André Serra (AS) - Eu na altura tinha estado a jogar no Vit. Sernache e acabei por não ficar lá. Entretanto soube que o Belenenses estava a fazer treinos com jovens, entrámos em contacto, e foi assim que começou a caminhada. Era um género de captações, mas só com jogadores específicos que eles queriam ver. Eu fiz um treino e eles disseram logo que queriam contar comigo.

zz - 30 jogos, quatro golos. Pelo menos em termos de números, essa sua primeira temporada foi aquela em que foi mais influente. Sente que foi a melhor?

AS - Não diria que foi a melhor, porque todas as temporadas tiveram algo de muito bom. Foram sempre diferentes, por isso não houve uma que eu pudesse dizer que foi melhor que as outras. No fundo foi o início de tudo e por isso foi importante para mim e para o clube também.

zz - Cinco subidas de divisão consecutivas é algo absolutamente surreal!

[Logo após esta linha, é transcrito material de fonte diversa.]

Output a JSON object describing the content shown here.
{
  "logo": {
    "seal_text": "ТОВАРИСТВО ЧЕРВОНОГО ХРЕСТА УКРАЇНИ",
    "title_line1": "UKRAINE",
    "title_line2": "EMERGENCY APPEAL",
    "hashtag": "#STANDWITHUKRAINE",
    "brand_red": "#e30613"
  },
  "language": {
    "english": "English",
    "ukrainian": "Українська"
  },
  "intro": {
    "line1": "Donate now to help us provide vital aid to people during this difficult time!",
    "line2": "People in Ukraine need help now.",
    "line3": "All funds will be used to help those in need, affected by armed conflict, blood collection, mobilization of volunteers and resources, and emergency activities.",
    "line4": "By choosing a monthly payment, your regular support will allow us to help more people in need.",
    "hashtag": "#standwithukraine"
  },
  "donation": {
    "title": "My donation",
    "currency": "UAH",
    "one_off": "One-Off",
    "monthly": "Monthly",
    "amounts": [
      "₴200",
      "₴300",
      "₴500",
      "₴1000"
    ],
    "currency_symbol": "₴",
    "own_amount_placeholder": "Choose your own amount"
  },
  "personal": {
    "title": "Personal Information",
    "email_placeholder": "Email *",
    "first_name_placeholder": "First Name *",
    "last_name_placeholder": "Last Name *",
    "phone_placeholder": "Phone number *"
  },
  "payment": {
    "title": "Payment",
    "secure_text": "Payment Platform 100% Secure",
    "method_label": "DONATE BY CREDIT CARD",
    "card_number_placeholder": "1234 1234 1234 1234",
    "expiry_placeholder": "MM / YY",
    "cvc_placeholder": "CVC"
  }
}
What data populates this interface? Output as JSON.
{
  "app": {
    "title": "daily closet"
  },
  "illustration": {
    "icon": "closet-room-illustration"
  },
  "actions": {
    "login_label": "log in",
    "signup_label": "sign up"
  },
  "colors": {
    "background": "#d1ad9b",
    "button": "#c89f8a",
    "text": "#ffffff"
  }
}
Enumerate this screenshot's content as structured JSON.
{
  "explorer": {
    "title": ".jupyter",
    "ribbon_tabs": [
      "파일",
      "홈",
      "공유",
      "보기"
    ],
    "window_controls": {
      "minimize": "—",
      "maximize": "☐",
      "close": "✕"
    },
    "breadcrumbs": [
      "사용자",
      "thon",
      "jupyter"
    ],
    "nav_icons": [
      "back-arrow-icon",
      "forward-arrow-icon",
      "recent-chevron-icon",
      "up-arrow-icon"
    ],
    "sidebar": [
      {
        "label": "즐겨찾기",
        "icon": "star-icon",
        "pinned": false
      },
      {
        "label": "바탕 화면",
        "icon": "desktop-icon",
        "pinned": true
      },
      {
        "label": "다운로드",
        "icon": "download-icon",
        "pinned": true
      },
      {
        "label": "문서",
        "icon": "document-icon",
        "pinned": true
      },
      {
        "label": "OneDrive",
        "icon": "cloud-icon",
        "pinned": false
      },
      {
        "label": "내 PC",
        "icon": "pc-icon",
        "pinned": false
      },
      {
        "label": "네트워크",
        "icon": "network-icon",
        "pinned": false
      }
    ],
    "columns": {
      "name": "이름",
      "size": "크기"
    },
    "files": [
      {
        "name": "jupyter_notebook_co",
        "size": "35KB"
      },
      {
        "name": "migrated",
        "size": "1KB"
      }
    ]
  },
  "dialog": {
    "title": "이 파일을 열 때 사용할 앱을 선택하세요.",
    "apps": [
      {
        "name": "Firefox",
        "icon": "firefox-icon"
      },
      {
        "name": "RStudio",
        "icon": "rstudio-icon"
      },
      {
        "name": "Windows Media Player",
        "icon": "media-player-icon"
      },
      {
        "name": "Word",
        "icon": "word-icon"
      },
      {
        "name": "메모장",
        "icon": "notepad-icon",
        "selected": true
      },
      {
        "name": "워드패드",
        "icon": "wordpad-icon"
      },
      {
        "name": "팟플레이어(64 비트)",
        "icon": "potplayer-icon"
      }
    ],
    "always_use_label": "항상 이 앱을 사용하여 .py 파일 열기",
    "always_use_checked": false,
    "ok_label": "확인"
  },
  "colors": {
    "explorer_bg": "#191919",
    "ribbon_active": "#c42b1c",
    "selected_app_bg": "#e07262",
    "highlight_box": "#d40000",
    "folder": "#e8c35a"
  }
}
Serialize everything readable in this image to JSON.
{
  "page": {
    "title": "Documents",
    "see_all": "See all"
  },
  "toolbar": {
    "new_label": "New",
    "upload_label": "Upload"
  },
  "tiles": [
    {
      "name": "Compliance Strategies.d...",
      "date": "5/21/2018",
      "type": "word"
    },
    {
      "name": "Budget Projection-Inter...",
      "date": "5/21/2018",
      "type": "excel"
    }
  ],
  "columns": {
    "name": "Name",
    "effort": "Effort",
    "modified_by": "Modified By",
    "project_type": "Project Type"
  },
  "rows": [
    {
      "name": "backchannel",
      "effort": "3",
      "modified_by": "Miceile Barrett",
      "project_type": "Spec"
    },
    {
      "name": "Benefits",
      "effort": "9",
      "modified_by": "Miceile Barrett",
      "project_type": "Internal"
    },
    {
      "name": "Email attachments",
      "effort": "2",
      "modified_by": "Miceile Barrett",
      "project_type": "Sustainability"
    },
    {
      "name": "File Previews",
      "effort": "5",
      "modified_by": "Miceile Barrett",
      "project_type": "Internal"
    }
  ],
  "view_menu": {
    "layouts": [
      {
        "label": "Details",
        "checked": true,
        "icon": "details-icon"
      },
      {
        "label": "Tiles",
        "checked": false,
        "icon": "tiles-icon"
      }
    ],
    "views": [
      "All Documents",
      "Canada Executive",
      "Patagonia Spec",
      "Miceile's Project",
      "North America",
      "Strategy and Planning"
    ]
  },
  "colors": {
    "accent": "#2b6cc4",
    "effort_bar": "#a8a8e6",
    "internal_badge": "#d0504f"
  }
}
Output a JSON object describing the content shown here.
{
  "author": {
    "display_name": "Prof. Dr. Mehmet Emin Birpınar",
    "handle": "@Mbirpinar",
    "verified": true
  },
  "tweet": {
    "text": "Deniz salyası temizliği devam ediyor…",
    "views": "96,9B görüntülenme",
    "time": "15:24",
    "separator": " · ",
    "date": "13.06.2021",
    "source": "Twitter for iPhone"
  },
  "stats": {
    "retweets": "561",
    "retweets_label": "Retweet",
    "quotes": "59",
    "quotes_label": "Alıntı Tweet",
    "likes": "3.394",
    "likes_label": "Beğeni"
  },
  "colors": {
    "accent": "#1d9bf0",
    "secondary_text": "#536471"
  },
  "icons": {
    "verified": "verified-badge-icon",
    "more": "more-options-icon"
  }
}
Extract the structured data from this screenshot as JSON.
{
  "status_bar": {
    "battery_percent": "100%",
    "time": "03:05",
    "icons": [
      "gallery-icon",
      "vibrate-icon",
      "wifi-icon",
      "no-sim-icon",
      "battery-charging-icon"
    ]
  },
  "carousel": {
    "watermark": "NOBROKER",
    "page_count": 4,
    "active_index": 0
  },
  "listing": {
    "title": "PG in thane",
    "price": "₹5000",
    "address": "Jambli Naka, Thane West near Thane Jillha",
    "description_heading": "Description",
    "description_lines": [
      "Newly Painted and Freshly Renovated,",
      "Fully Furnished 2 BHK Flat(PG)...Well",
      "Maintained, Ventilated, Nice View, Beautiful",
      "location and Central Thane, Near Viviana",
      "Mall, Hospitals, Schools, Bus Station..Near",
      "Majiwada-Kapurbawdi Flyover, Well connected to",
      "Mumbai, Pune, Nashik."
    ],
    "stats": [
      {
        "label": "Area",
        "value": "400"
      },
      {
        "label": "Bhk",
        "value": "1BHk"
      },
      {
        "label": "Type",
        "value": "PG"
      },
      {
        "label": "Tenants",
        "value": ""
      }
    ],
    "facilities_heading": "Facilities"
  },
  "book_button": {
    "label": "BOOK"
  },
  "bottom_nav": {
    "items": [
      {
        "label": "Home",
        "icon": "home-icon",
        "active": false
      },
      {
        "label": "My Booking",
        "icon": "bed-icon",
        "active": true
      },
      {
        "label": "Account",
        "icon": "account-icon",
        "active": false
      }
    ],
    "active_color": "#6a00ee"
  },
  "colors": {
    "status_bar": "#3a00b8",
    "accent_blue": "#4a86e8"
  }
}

Era um objetivo declarado do clube ou foi surgindo uma temporada de cada vez?

Mais de uma centena de jogos pelo clube @Instagram - André Serra

AS - Toda a gente conhece o Belenenses, sabe onde ele deve estar e que nunca deveria ter saído daí. Sabíamos sempre que não podíamos ficar por ali, porque podemos subir mais e isso era bom para o clube e para nós. Ninguém nos metia na cabeça que a subida tinha de acontecer, mas a dimensão do clube exigia naturalmente o máximo de profissionalismo.

zz - Certamente que, ao longo dessa caminhada, houve alguns jogos marcantes para si...

AS - Lembro-me de vários. Por exemplo o Estrela, tanto como em casa. Os adeptos sempre foram fantásticos, mas ver aquele ambiente num jogo da distrital foi algo realmente muito bom. Acho que aí olhámos uns para os outros enquanto plantel e pensámos "isto só vai dar certo para nós". O jogo com o Atlético, em que na altura fui eu a marcar o golo, foi importante e também foi um dérbi em que conseguimos carimbar a vitória.

zz - Foste só tu quem acompanhou a equipa nesses seis anos e seis escalões. Tem alguma explicação para isso?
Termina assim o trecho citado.